(1.) Both these applications have been filed under Order 39 Rule 1 and 2 readwith Section 151 of the Code of Civil Procedure (hereinafter referred to as 'the Code'). In IA 5606/93 it has been prayed that defendant Nos.l to 3 be restrained from making any assessment on the basis of letters annexure A & C or any other assessment of sale which to the record of the plaintiff company took place outside Delhi. In IA 6554/93 the plaintiff has prayed for stay of the recovery of any amount under the two demand notices both dated 10th June, 1993 for the years 1990-91 as well as 1991-92 respectively (copies of which have been annexed as annexures E & H to the application) and also for stay of recovery of the amount under assessment orders (copies of which have been annexed as annexures F,G, 1 & J to the application). Common reply has been filed on behalf of defendants 1 and 2 to these application.
(2.) Mr. Khanna, learned senior counsel appearing on behalf of the plaintiff submitted that the transactions being impugned by the defendants 1 to 3 took place outside Delhi and did not fall within ambit and scope of Delhi Sales Tax Act, 1975 (hereinafter referred to as the Local Act). In this connection, he drew my attention to Section 8 of the Local Act and Sections 3,4 and 5 of the Central Sales Tax Act, 1956 (hereinafter referred to as the Central Act). He submitted that in terms of Section 8, no sales tax is imposable when such sale or purchase takes place "outside Delhi". He further submitted that in terms of explanation under Section 8 of the Local Act, for determining whether a particular sale or purchase has taken place outside Delhi, Sections 3,4 and 5 of the Central Act are applicable and under Section 4 of the Central Act, the sale or purchase will be deemed to have taken place outside Delhi in case the goods are not lying within the State at the time when the contract for sale or purchase was made. Relying on these provisions, the learned counsel contended that since the vehicles which are subject matter of the assessment orders were not stored in the Union Territory of Delhi when the contract of sale was made, the sale of these vehicles will be deemed to have taken place outside Delhi and as such no sales tax could be levied by the defendants 1 to 3. In support of this contention, the learned counsel placed reliance on two judgements of the Supreme Court reported as The Instalment Supply Ltd. VS. S.T.D. Ahemadabad, AIR 1974 SC 1195 and State of Kerala VS Ramaswami lyer & Sons, 1966 (3) SCR 582.

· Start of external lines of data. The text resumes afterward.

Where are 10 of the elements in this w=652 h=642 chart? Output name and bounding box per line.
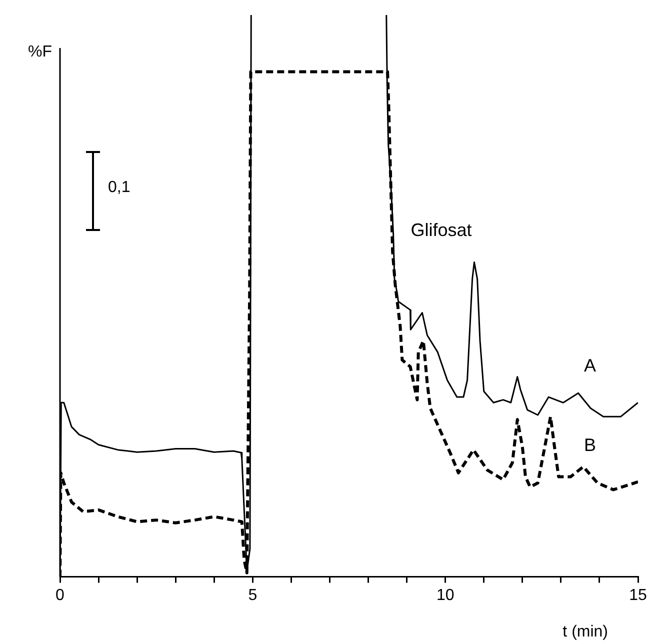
series-label: B: [584, 434, 596, 455]
x-tick-label: 5: [248, 586, 258, 604]
x-tick-label: 15: [629, 586, 647, 604]
y-axis-title: %F: [28, 43, 52, 60]
annotation: 0,1: [108, 179, 130, 197]
annotation: Glifosat: [410, 220, 472, 240]
x-tick-label: 10: [436, 586, 454, 604]
x-axis-title: t (min): [562, 623, 608, 640]
x-tick-label: 0: [56, 586, 65, 604]
series-label: A: [584, 356, 596, 376]
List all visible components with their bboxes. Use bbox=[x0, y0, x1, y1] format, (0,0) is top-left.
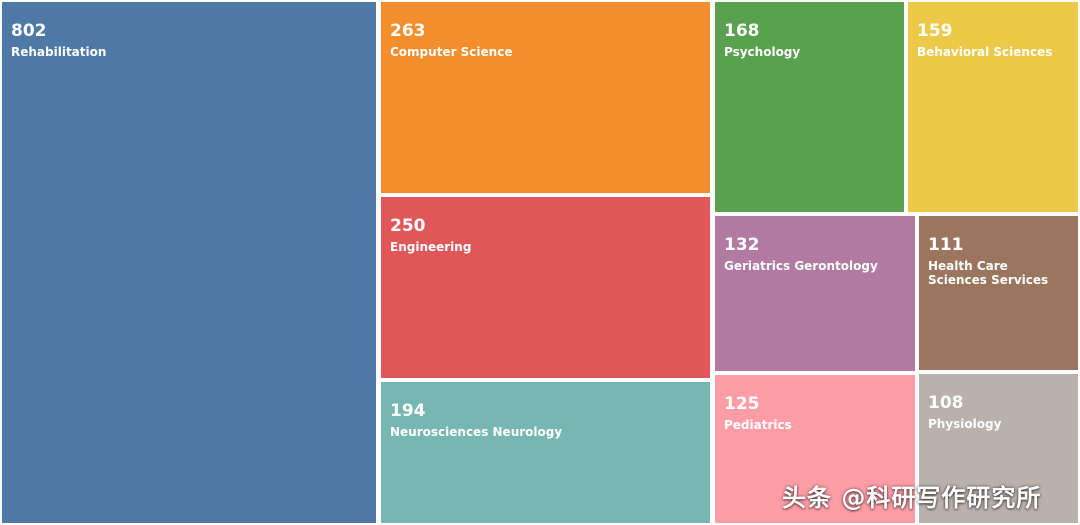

(3.) Learned counsel also submitted that the error committed by the Assessing Officer is an error of law and the Assessing Officer wrongly assumed jurisdiction which was in violation of Article 286 of the Constitution of India. In support of this contention, the learned counsel again placed reliance on the Supreme Court Judgement in the case of The Instalment Supply Ltd. (supra). The learned counsel, therefore, contended that since the impugned orders passed by the defendants 1 to 3 are without jurisdiction and admittedly the petitioner has not collected the amount of sales tax from the customers, the operation of the impugned orders should be stayed. In support of this contention he placed reliance on a judgement of this Court reported as Kelvinator of India Ltd., New Delhi Vs. Collector of Customs and Central Excise (Appeals), 1987(32) ELT 663(Del.).